Followers believe that the attainment of wealth by their preachers is a sign that prayer works. And that they, too, can have the same, if they pray and study the Bible. If they follow their leader, they, too, can drive a Bentley. Have huge gemstones. Wear designer clothes.
This came to mind recently when I saw a trailer for a secular film produced by T.D. Jakes. He’s one of those evangelical Christian “bishops,” anointed by a fancy-sounding group that has no actual religious standing.
Mr. Jakes has written many books. He has his own Christian recording label. Last year, he was planning a secular talk show of his own that never came to pass.
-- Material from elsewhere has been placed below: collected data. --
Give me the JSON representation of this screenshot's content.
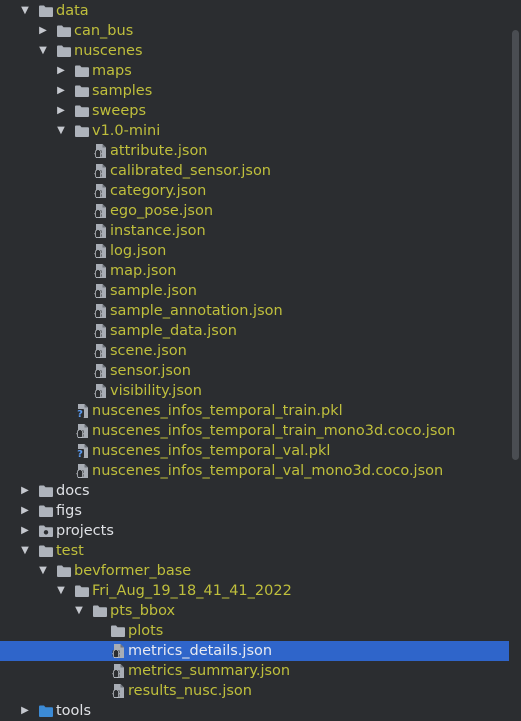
{
  "tree": [
    {
      "label": "data",
      "type": "folder",
      "depth": 0,
      "expanded": true,
      "color": "olive"
    },
    {
      "label": "can_bus",
      "type": "folder",
      "depth": 1,
      "expanded": false,
      "color": "olive"
    },
    {
      "label": "nuscenes",
      "type": "folder",
      "depth": 1,
      "expanded": true,
      "color": "olive"
    },
    {
      "label": "maps",
      "type": "folder",
      "depth": 2,
      "expanded": false,
      "color": "olive"
    },
    {
      "label": "samples",
      "type": "folder",
      "depth": 2,
      "expanded": false,
      "color": "olive"
    },
    {
      "label": "sweeps",
      "type": "folder",
      "depth": 2,
      "expanded": false,
      "color": "olive"
    },
    {
      "label": "v1.0-mini",
      "type": "folder",
      "depth": 2,
      "expanded": true,
      "color": "olive"
    },
    {
      "label": "attribute.json",
      "type": "json",
      "depth": 3,
      "color": "olive"
    },
    {
      "label": "calibrated_sensor.json",
      "type": "json",
      "depth": 3,
      "color": "olive"
    },
    {
      "label": "category.json",
      "type": "json",
      "depth": 3,
      "color": "olive"
    },
    {
      "label": "ego_pose.json",
      "type": "json",
      "depth": 3,
      "color": "olive"
    },
    {
      "label": "instance.json",
      "type": "json",
      "depth": 3,
      "color": "olive"
    },
    {
      "label": "log.json",
      "type": "json",
      "depth": 3,
      "color": "olive"
    },
    {
      "label": "map.json",
      "type": "json",
      "depth": 3,
      "color": "olive"
    },
    {
      "label": "sample.json",
      "type": "json",
      "depth": 3,
      "color": "olive"
    },
    {
      "label": "sample_annotation.json",
      "type": "json",
      "depth": 3,
      "color": "olive"
    },
    {
      "label": "sample_data.json",
      "type": "json",
      "depth": 3,
      "color": "olive"
    },
    {
      "label": "scene.json",
      "type": "json",
      "depth": 3,
      "color": "olive"
    },
    {
      "label": "sensor.json",
      "type": "json",
      "depth": 3,
      "color": "olive"
    },
    {
      "label": "visibility.json",
      "type": "json",
      "depth": 3,
      "color": "olive"
    },
    {
      "label": "nuscenes_infos_temporal_train.pkl",
      "type": "unknown",
      "depth": 2,
      "color": "olive"
    },
    {
      "label": "nuscenes_infos_temporal_train_mono3d.coco.json",
      "type": "json",
      "depth": 2,
      "color": "olive"
    },
    {
      "label": "nuscenes_infos_temporal_val.pkl",
      "type": "unknown",
      "depth": 2,
      "color": "olive"
    },
    {
      "label": "nuscenes_infos_temporal_val_mono3d.coco.json",
      "type": "json",
      "depth": 2,
      "color": "olive"
    },
    {
      "label": "docs",
      "type": "folder",
      "depth": 0,
      "expanded": false,
      "color": "plain"
    },
    {
      "label": "figs",
      "type": "folder",
      "depth": 0,
      "expanded": false,
      "color": "plain"
    },
    {
      "label": "projects",
      "type": "package",
      "depth": 0,
      "expanded": false,
      "color": "plain"
    },
    {
      "label": "test",
      "type": "folder",
      "depth": 0,
      "expanded": true,
      "color": "olive"
    },
    {
      "label": "bevformer_base",
      "type": "folder",
      "depth": 1,
      "expanded": true,
      "color": "olive"
    },
    {
      "label": "Fri_Aug_19_18_41_41_2022",
      "type": "folder",
      "depth": 2,
      "expanded": true,
      "color": "olive"
    },
    {
      "label": "pts_bbox",
      "type": "folder",
      "depth": 3,
      "expanded": true,
      "color": "olive"
    },
    {
      "label": "plots",
      "type": "folder",
      "depth": 4,
      "color": "olive"
    },
    {
      "label": "metrics_details.json",
      "type": "json",
      "depth": 4,
      "color": "olive",
      "selected": true
    },
    {
      "label": "metrics_summary.json",
      "type": "json",
      "depth": 4,
      "color": "olive"
    },
    {
      "label": "results_nusc.json",
      "type": "json",
      "depth": 4,
      "color": "olive"
    },
    {
      "label": "tools",
      "type": "folder",
      "depth": 0,
      "expanded": false,
      "color": "plain",
      "folder_color": "blue"
    }
  ],
  "colors": {
    "background": "#2b2d30",
    "olive_text": "#bfbf3c",
    "plain_text": "#dfe1e5",
    "selection": "#2f65ca",
    "folder": "#aeb3bb",
    "source_folder": "#3c8bd6"
  }
}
But when a minister is heavily invested in the secular entertainment industry you have to wonder if that’s how he views his own ministry.
While I don’t think ministers need to live like paupers, full-time ministry work seems incompatible with building personal wealth. Corruption is too big a temptation. And ministers are only human.
Here’s what I think:
If you’re in the business of saving souls, then, damn it, save some! If you’re walking the talk, you should be saving souls night and day. Ministering to your flock. You should not be planning for fame and fortune, living in a $2 million dollar house or buying fancy cars.
My former cousin-in-law is a Nazarene missionary. She has few luxuries, but she is blessed in so many other ways. She has done meaningful work. She has strong family ties.
She’s a faithful Christian in the business of saving souls. She walks the talk. No question about her integrity. I don’t hold her beliefs, but I respect her as someone who has lived her faith.
I think we’d be wise to remain suspicious of people who claim to do the Lord’s work, while also doing a bunch of other things to get rich.